Sport — Fencer Áron Szilágyi
Szilágyi collected his first gold medal at the age of 17 at the 2007 FIE World Championships in St Petersburg. He got a taste of the Olympic gold for the first time in 2012 in London, where he entered the competition as the third best male fencer in the world. His victory yielded Hungary’s first individual sabre gold since a victory in Barcelona in 1992. He was made instantly the Honorary Citizen of Budapest, while he was also presented with the Hungarian Order of Merit. Four years later, he arrived in Rio as Hungary’s flag carrier at the opening ceremony. In 2016, when he retained his Olympic sabre title, he became the fifth fencer to win back-to-back individual gold medals since 1896. With this, he became the number one fencer in the world. The year 2020 brought about similar successes for Szilágyi, as the athlete won an Olympic gold medal for the third time in a row that year.
The victory made him the only male fencer in history to win three individual Olympic gold medals.
Szilágyi is also known for his honourable sport morale.
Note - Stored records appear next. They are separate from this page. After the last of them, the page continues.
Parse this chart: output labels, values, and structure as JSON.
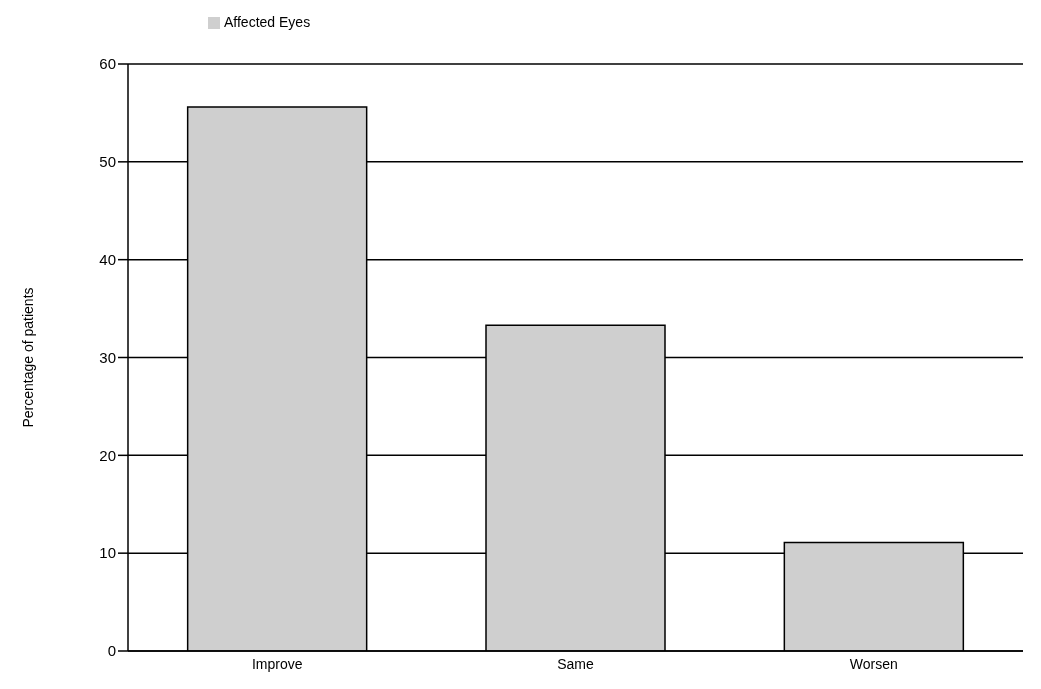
{
  "chart_data": {
    "type": "bar",
    "ylabel": "Percentage of patients",
    "categories": [
      "Improve",
      "Same",
      "Worsen"
    ],
    "series": [
      {
        "name": "Affected Eyes",
        "color": "#cfcfcf",
        "values": [
          55.6,
          33.3,
          11.1
        ]
      }
    ],
    "ylim": [
      0,
      60
    ],
    "yticks": [
      0,
      10,
      20,
      30,
      40,
      50,
      60
    ],
    "grid": "y",
    "legend": "top left"
  }
}
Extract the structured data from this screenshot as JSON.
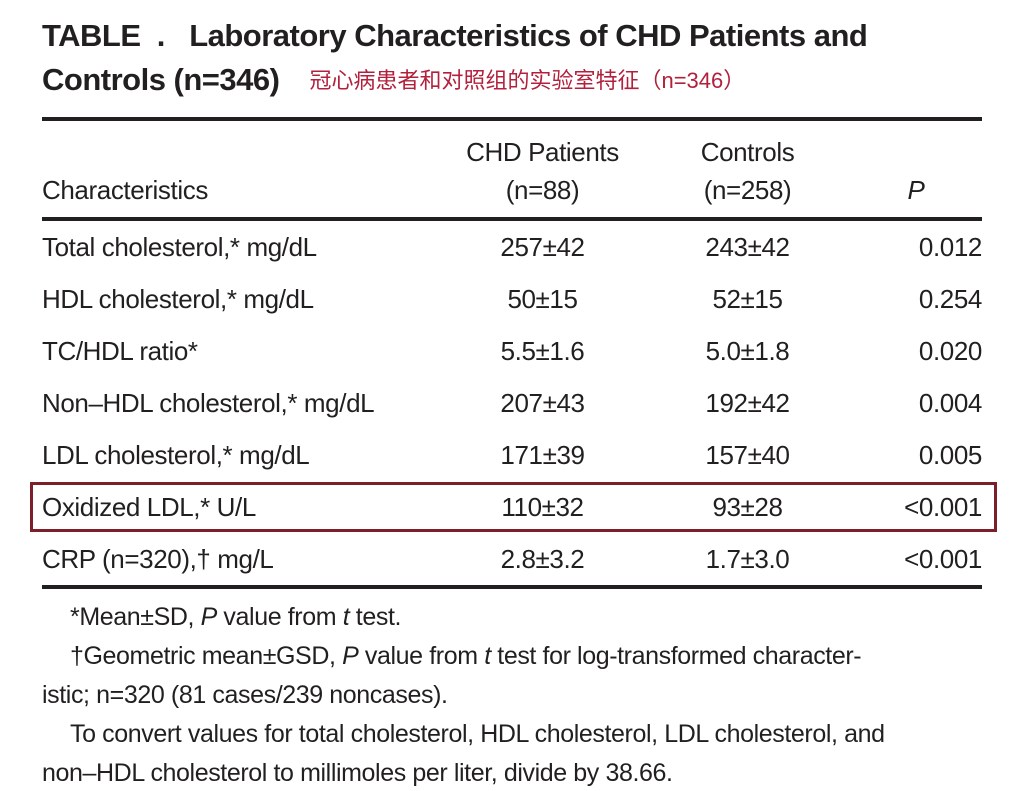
{
  "colors": {
    "text": "#211f20",
    "rule": "#211f20",
    "annotation_red": "#b2203c",
    "highlight_box": "#7c1f2a",
    "background": "#ffffff"
  },
  "header": {
    "title_line1": "TABLE  .   Laboratory Characteristics of CHD Patients and",
    "title_line2": "Controls (n=346)",
    "annotation_zh": "冠心病患者和对照组的实验室特征（n=346）"
  },
  "table": {
    "columns": {
      "characteristics": "Characteristics",
      "chd_line1": "CHD Patients",
      "chd_line2": "(n=88)",
      "controls_line1": "Controls",
      "controls_line2": "(n=258)",
      "p": "P"
    },
    "rows": [
      {
        "label": "Total cholesterol,* mg/dL",
        "chd": "257±42",
        "controls": "243±42",
        "p": "0.012",
        "highlighted": false
      },
      {
        "label": "HDL cholesterol,* mg/dL",
        "chd": "50±15",
        "controls": "52±15",
        "p": "0.254",
        "highlighted": false
      },
      {
        "label": "TC/HDL ratio*",
        "chd": "5.5±1.6",
        "controls": "5.0±1.8",
        "p": "0.020",
        "highlighted": false
      },
      {
        "label": "Non–HDL cholesterol,* mg/dL",
        "chd": "207±43",
        "controls": "192±42",
        "p": "0.004",
        "highlighted": false
      },
      {
        "label": "LDL cholesterol,* mg/dL",
        "chd": "171±39",
        "controls": "157±40",
        "p": "0.005",
        "highlighted": false
      },
      {
        "label": "Oxidized LDL,* U/L",
        "chd": "110±32",
        "controls": "93±28",
        "p": "<0.001",
        "highlighted": true
      },
      {
        "label": "CRP (n=320),† mg/L",
        "chd": "2.8±3.2",
        "controls": "1.7±3.0",
        "p": "<0.001",
        "highlighted": false
      }
    ]
  },
  "footnotes": {
    "lines": [
      {
        "indent": true,
        "segments": [
          {
            "t": "*Mean±SD, "
          },
          {
            "t": "P",
            "i": true
          },
          {
            "t": " value from "
          },
          {
            "t": "t",
            "i": true
          },
          {
            "t": " test."
          }
        ]
      },
      {
        "indent": true,
        "segments": [
          {
            "t": "†Geometric mean±GSD, "
          },
          {
            "t": "P",
            "i": true
          },
          {
            "t": " value from "
          },
          {
            "t": "t",
            "i": true
          },
          {
            "t": " test for log-transformed character-"
          }
        ]
      },
      {
        "indent": false,
        "segments": [
          {
            "t": "istic; n=320 (81 cases/239 noncases)."
          }
        ]
      },
      {
        "indent": true,
        "segments": [
          {
            "t": "To convert values for total cholesterol, HDL cholesterol, LDL cholesterol, and"
          }
        ]
      },
      {
        "indent": false,
        "segments": [
          {
            "t": "non–HDL cholesterol to millimoles per liter, divide by 38.66."
          }
        ]
      }
    ]
  }
}
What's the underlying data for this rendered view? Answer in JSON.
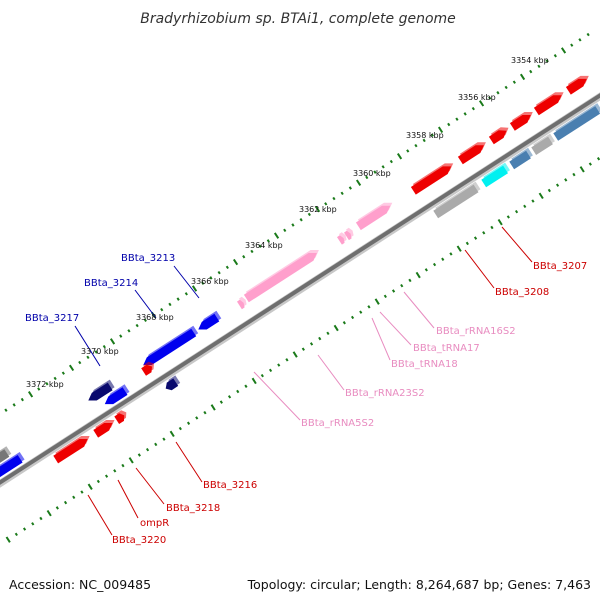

He was recently awarded with Fair Play Award. His opponent, who was winning against him, scored a point which was not correctly recorded. To give his opponent the chance to keep his duly claimed point, in the next round Szilágyi just stepped forth without even lifting his weapon, allowing his opponent to score. His surprised opponent thanked for his kindness with a hug and applaud. Eventually Szilágyi won the competition, preserving his title as the world’s best.